La storia di questo piatto

La zuppa di soffritto è il cuore oscuro e incandescente di Napoli, nata nei vicoli dove nulla si buttava e tutto diventava nutrimento e orgoglio. È il piatto dei bassi, delle mani operaie, di chi ha trasformato la necessità in bellezza selvatica.

Ingredienti

  • 600 g Frattaglie di maiale (fegato, reni, cuore, polmoni)
  • 800 g Pomodori pelati
  • 2 medie Cipolla gialla
  • 4 spicchi Aglio
  • 2 interi Peperoncino rosso secco
  • 80 ml Olio extravergine di oliva
  • 1 litro Brodo di carne
  • 150 ml Vino rosso secco
  • 1 mazzo Prezzemolo fresco
  • 1,5 cucchiaini Sale
  • 0,5 cucchiaini Pepe nero macinato
  • 4-8 fette Pane casereccio tostato

Preparazione

  1. Metti le frattaglie sotto un bel getto di acqua fredda e puliscile con calma, togliendo ogni pellicina e membrana: sono queste a lasciare un sapore troppo forte se dimenticate.
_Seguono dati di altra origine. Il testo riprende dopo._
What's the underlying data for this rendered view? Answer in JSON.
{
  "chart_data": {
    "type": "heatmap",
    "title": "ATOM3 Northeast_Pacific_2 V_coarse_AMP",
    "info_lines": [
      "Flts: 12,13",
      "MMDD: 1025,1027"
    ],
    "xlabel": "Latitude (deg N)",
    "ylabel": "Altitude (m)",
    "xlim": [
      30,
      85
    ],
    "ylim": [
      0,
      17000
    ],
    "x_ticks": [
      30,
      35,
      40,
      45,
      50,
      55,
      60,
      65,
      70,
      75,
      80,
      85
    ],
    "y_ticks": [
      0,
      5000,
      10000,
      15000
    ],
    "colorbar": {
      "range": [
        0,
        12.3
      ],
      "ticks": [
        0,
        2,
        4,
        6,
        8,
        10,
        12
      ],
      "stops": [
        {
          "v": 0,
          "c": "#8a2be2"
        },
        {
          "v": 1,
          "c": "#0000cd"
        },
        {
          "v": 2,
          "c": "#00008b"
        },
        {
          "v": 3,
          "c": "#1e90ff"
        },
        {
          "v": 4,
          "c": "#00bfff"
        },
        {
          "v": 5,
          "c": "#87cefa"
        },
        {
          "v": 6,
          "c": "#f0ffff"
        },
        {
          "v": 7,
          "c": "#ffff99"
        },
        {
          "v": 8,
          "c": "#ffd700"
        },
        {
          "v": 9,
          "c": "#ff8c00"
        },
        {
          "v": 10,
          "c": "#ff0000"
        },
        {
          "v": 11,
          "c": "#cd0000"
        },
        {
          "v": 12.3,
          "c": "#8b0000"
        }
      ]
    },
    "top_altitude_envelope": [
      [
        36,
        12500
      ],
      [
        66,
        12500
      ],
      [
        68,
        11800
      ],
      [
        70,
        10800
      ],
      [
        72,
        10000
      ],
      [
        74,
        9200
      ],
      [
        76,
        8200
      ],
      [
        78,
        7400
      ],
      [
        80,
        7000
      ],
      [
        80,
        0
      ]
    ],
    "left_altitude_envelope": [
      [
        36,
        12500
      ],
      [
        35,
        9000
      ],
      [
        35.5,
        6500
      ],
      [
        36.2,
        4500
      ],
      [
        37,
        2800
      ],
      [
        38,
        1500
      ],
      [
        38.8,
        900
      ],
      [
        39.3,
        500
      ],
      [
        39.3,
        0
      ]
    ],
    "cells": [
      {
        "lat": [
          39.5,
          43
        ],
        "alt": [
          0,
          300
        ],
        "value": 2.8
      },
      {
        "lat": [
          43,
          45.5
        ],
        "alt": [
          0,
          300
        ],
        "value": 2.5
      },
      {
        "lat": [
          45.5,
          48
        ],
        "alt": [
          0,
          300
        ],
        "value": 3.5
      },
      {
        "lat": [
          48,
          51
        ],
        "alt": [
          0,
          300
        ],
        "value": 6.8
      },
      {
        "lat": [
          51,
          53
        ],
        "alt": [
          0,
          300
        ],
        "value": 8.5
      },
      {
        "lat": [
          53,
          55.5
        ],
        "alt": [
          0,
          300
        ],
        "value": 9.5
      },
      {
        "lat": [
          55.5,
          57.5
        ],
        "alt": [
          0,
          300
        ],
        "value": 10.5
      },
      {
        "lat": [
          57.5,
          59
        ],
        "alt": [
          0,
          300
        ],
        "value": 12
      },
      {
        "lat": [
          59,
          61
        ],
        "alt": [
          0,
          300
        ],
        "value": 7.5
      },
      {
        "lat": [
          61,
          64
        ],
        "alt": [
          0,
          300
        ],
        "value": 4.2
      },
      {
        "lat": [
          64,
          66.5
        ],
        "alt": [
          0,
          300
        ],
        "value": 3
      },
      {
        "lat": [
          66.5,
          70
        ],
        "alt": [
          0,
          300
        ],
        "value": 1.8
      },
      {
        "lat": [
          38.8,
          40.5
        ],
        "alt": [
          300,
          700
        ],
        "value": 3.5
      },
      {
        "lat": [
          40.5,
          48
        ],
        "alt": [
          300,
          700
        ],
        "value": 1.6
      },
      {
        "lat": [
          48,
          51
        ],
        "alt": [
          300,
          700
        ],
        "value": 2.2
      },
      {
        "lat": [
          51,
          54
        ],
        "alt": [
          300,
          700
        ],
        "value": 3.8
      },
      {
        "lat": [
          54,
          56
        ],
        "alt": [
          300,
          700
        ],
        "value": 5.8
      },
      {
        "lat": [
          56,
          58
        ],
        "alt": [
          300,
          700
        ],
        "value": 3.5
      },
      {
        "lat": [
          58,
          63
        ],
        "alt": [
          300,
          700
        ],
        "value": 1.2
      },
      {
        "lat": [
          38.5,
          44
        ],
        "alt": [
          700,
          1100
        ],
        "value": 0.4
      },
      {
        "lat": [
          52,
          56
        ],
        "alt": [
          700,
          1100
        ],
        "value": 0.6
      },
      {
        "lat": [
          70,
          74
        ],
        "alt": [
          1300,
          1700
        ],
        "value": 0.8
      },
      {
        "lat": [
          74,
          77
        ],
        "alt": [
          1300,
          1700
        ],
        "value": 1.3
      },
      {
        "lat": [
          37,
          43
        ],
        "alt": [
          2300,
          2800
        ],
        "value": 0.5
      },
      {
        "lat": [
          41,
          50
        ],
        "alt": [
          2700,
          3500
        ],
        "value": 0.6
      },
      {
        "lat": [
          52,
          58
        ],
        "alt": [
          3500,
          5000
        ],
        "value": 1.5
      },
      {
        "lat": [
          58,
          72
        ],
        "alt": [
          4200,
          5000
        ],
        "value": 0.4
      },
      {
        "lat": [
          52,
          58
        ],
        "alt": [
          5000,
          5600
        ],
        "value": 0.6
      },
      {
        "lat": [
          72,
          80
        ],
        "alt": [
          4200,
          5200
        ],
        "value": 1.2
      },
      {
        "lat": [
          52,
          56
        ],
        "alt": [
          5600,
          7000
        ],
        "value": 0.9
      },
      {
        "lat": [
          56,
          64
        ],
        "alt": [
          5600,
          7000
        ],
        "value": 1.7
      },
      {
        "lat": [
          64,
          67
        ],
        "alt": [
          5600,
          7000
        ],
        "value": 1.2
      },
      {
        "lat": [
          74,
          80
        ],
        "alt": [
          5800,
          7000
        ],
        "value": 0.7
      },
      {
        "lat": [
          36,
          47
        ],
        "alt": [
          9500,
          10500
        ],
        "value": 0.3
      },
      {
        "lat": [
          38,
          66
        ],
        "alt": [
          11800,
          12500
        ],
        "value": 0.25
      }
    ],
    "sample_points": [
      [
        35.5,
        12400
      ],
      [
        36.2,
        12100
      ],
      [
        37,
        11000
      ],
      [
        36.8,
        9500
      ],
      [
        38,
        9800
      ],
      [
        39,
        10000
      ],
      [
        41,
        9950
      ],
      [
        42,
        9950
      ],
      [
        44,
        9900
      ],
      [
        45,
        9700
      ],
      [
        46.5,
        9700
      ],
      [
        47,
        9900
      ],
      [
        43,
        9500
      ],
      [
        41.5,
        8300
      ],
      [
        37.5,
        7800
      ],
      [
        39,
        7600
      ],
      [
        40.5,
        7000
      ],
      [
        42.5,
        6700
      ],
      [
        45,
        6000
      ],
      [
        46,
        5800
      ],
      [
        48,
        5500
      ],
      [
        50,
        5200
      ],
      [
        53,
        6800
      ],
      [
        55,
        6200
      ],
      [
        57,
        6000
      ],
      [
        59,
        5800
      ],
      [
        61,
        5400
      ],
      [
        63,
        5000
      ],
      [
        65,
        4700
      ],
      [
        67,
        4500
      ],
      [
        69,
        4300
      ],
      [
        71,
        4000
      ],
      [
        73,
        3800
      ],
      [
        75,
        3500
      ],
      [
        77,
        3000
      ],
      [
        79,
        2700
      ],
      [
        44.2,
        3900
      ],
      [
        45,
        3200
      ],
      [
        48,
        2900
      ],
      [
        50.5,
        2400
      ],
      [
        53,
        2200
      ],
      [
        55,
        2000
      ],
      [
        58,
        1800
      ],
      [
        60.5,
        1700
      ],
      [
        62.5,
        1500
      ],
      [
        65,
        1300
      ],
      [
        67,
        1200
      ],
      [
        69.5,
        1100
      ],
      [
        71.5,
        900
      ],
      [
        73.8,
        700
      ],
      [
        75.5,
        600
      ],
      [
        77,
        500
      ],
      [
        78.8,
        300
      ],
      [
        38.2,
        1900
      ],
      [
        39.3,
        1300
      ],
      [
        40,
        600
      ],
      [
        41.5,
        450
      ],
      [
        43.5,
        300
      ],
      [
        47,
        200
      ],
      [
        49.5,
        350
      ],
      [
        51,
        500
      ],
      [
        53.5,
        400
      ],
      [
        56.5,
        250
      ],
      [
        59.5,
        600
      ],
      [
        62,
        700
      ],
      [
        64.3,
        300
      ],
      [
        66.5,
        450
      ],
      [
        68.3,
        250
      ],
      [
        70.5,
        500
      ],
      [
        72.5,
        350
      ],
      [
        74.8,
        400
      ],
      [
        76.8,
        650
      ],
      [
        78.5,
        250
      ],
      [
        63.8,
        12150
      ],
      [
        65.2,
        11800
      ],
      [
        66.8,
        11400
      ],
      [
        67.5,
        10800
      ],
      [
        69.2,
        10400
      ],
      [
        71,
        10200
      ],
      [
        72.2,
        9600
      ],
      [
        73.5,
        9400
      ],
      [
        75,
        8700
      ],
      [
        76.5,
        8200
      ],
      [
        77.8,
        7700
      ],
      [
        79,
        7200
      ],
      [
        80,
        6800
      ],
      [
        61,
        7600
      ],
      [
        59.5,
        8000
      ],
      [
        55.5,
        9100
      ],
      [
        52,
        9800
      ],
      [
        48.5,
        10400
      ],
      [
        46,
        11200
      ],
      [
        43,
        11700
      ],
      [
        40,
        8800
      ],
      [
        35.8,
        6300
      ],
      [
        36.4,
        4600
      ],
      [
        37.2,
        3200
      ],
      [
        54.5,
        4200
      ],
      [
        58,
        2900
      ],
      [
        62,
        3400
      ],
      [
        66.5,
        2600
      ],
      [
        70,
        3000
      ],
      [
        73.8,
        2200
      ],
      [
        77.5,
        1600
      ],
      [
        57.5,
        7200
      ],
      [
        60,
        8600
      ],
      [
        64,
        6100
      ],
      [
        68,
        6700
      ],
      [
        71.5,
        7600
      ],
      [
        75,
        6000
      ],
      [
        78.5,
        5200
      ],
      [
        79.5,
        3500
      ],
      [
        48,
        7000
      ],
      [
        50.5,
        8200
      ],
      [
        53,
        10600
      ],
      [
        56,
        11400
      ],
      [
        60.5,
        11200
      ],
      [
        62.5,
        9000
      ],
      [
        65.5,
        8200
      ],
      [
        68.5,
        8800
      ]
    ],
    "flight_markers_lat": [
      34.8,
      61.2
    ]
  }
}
Asciugale bene con carta assorbente, perché l'acqua in eccesso poi frena la rosolatura, e tagliale a pezzetti piccoli e regolari, così cuoceranno tutte allo stesso tempo.
  2. Trita la cipolla fine fine e taglia l'aglio a fettine sottili. Scalda l'olio in una pentola capiente a fuoco medio e fai appassire cipolla e aglio mescolando spesso: deve profumare dolce, senza mai bruciare, e i bordi della cipolla appena imbiondire.
  3. Versa le frattaglie nel soffritto e alza la fiamma, lasciandole rosolare bene mescolando spesso finché non prendono un colore scuro e compatto da ogni lato. Poi versa il vino rosso e mescola raccogliendo tutti i sapori attaccati sul fondo della pentola, lasciando che l'alcol evapori del tutto: sentirai l'odore pungente sparire, resterà solo il profumo del vino cotto.
  4. Aggiungi i pomodori pelati schiacciandoli bene con le mani o con una forchetta, e metti i peperoncini interi, senza romperli, così danno solo un tocco di calore senza esagerare. Mescola con cura, porta a bollore vivace e poi abbassa subito la fiamma al minimo, pronta per la lunga cottura che segue.
  5. Versa il brodo ben caldo, così non interrompi la cottura, e copri la pentola lasciando uno spiraglio perché il sugo possa respirare e restringersi piano piano. Lascia sobbollire dolcemente, mescolando ogni tanto per staccare quello che si attacca sul fondo: saprai che è pronto quando le frattaglie si sfaldano quasi da sole sotto il cucchiaio.
  6. Assaggia, questo è il momento più importante di tutta la ricetta, e regola di sale e pepe secondo il tuo gusto. Se il fondo ti sembra ancora troppo liquido, alza la fiamma qualche minuto senza coperchio: la zuppa è pronta quando il cucchiaio, passandoci in mezzo, lascia una scia densa e cremosa che non si richiude subito.
  7. Metti le fette di pane casereccio in padella o sotto il grill finché non diventano dorate e croccanti fuori, ma ancora morbide dentro: girale a metà cottura per non farle bruciare. Scalda le ciotole prima di servire, versa la zuppa fumante, profuma con una manciata di prezzemolo fresco tritato al momento e appoggia la fetta di pane tostato proprio al centro, come un piccolo trono per questo piatto di sostanza.